In the Eighth Circle of Thieves
The fundraising dinners are affairs of the wealthy. If you are a politician, the fatter the check that comes in, the greater your indebtedness. Your conscience becomes an instrument of self-deception. Some politicians are entirely at ease with this, either because they are themselves wealthy and are one with their contributors, or so reliably conformed to the values of the plutocracy that they rise up fully banked--as for example the Governor of Texas, noted for his rigorous support for the death penalty and for the civil rights of heavily polluting industries, who miraculously appeared in all the papers two years before the primaries as a front-runner and who now floats atop a campaign fund of $80 million.
What kind of political culture does the politician cheerfully acknowledge, who can say, as Republican Senator Orrin Hatch has said, that to back reform of the system of campaign money-raising would be an idiotic thing for his party because it collects more money than the opposition? What degree of public alienation can a politician like Senate majority leader Trent Lott depend on, who has brazenly said in sponsoring legislation written by corporate lobbyists... that after all they are the specialists in their field, who know the issues better than anyone else? These are the remarks of senators confident of a general population so numbed and alienated that barely 50 percent of eligible adults bother to vote in national elections. These are the flaunted values of politicians who know of the conglomerate-owned press culture, that there will be no editorial muckraking from the "in depth" journalists of the broadcast media, that the rampant corruption in Washington, the vast, deep and dangerous mutant character of the present state of things, will not be defined for what it is, and that who speaks of the bewildering broad front of failure and mendacity and carelessness of human life in so much of our public policy in tones any louder than muted regret will be marginalized for this indecorous transgression as a leftist, a bleeding-heart liberal or perhaps a raging populist, but in any event someone so out of the "mainstream" as not to be taken seriously.

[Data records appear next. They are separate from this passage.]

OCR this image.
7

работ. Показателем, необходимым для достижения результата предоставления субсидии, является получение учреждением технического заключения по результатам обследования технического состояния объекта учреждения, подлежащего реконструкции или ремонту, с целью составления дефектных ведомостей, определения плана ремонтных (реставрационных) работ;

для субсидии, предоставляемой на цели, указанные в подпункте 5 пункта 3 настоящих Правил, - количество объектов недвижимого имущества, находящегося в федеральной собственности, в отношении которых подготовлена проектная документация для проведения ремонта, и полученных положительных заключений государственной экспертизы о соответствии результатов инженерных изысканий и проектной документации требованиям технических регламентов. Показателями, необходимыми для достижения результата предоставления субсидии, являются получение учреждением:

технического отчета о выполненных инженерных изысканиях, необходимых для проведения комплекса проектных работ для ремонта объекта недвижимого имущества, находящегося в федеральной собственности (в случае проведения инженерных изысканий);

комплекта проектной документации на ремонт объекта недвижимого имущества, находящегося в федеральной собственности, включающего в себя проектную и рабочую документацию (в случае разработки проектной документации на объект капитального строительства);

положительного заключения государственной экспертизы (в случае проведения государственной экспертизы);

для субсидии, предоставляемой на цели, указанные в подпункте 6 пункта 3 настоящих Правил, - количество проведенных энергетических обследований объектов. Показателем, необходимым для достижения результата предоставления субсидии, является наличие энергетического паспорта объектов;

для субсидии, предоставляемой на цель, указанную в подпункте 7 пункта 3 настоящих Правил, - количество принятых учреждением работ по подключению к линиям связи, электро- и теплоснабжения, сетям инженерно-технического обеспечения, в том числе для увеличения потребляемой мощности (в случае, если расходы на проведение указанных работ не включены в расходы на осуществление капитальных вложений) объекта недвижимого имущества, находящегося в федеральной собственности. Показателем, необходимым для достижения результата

How many in Congress today have the integrity, the strength, to distinguish the interests of their districts or their states from the interests of their heavy donors? How many think there is a difference? How many can honestly admit to themselves that the big money is their constituency? To hear the points of view of some of these people, how they have become so much the forces that have bought them, is to realize they are no longer guilty of hypocrisy, having been transmogrified.

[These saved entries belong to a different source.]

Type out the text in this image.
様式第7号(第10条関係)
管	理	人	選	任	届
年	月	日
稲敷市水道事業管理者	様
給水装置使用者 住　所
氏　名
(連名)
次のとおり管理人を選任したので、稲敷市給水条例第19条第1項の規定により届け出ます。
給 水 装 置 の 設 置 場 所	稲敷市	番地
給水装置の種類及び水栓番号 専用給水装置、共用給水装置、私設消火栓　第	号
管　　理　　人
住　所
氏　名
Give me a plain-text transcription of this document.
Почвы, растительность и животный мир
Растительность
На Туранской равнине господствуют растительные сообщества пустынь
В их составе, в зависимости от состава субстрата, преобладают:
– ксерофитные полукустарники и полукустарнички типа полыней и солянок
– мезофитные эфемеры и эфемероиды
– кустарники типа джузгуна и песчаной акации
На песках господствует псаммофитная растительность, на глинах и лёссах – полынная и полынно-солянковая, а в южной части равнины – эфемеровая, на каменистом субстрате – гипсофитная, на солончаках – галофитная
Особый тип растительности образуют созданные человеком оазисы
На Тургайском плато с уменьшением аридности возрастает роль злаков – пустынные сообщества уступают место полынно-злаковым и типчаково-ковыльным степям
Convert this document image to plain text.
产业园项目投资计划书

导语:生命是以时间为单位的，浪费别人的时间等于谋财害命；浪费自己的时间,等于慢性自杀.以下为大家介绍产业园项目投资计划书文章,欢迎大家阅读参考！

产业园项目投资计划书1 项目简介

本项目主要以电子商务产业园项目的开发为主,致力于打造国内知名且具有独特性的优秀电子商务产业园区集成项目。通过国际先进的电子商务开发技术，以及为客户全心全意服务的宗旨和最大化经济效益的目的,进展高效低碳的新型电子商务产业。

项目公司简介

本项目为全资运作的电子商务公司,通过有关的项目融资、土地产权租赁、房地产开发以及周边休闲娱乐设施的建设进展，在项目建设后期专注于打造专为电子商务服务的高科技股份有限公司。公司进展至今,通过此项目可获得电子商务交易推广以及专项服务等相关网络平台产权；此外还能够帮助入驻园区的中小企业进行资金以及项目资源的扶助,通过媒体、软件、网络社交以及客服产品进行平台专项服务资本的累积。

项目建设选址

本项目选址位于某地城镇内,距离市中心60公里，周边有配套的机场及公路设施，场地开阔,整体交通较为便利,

The instructive image here is from Dante's Inferno, Canto XXV. We are in a pouch of the Eighth Circle, where the thieves are kept. A monstrous lizardlike serpent leaps onto one of the thieves, wraps its middle feet around his belly, pins his two arms with its forelegs and, wrapping its rear feet around his knees, swings its tail up between his legs and sinks its teeth into his face. And so intertwined, monster and thief, they begin to melt into each other like hot wax, their two heads joining, their substances merging, until a new third creature is created, though somehow redolent of both of them. And it slowly slithers away into the darkness.

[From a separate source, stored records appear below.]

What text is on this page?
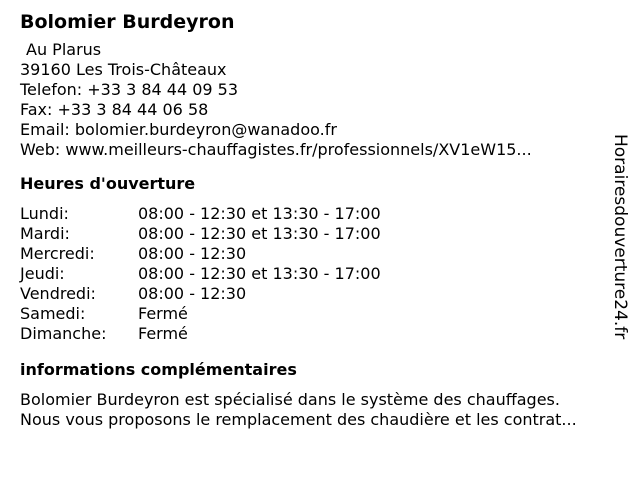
Bolomier Burdeyron
Au Plarus
39160 Les Trois-Châteaux
Telefon: +33 3 84 44 09 53
Fax: +33 3 84 44 06 58
Email: bolomier.burdeyron@wanadoo.fr
Web: www.meilleurs-chauffagistes.fr/professionnels/XV1eW15...
Heures d'ouverture
Lundi:	08:00 - 12:30 et 13:30 - 17:00
Mardi:	08:00 - 12:30 et 13:30 - 17:00
Mercredi:	08:00 - 12:30
Jeudi:	08:00 - 12:30 et 13:30 - 17:00
Vendredi:	08:00 - 12:30
Samedi:	Fermé
Dimanche:	Fermé
informations complémentaires
Bolomier Burdeyron est spécialisé dans le système des chauffages.
Nous vous proposons le remplacement des chaudière et les contrat...
Horairesdouverture24.fr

Back in 1787, when the Constitutional Convention had done its work and the drafted Constitution was sent out to the states for ratification, the public's excitement was palpable. Extended and vigorous statehouse debates echoed through the towns and villages, and as, one by one, the states voted to ratify, church bells rang, cheers went up from the public houses and in the major cities the people turned out to parade with a fresh new sense of themselves as a nation.
Everyone marched--tradespeople, workingmen, soldiers, women, clergy. They had floats in those days, too--most often a wagon-sized ship of state, called the Union, rolling through the streets with children waving from the scuppers. Philadelphia came up with a float called the New Roof, a dome supported by thirteen pillars and ornamented with stars. It was drawn by ten white horses, and at the top was a handsome cupola surmounted by a figure of Plenty, bearing her cornucopia.
The ratification parades were sacramental--symbolic venerations, acts of faith. From the beginning people saw the Constitution as a kind of sacred text for a civil society. Indeed, the voice of the Constitution is scriptural. It ordains. It empowers itself to give law endlessly into the future. Like the Bible, it requires interpretive commentaries that themselves have the authority of law because its principles must be applied to a multitude of situations. And where its prophecy has been false, as in the infamous Article IV, which made a slave in one state a slave in all, the national calamity of a civil war ensued before the text could be amended.
Today, the Constitution with its Bill of Rights and further amendments rules us with a set of behavioral prescriptions that, if we lived up to all of them, would make us a truly free and righteous people. When the ancient Hebrews broke their covenant they suffered a loss of identity and brought disaster upon themselves. Our burden too is unmistakably covenantal. We may point to our 200-some years of national survival as an open society, constitutionally sworn to a degree of free imaginative expression that few cultures in the world can tolerate; we may regard ourselves as an exceptional, historically self-correcting nation whose democratic values locate us just as surely as our geography... and yet we know at the same time that all through our history we have brutally excluded vast numbers of us from the shelter of the New Roof, we have broken our covenant again and again with a virtuosity verging on damnation and have been saved only by the sacrificial efforts of Constitution-reverencing patriots in government and out of government--Presidents, senators, Justices, abolitionists, muckrakers, suffragists, striking workers, civil rights activists.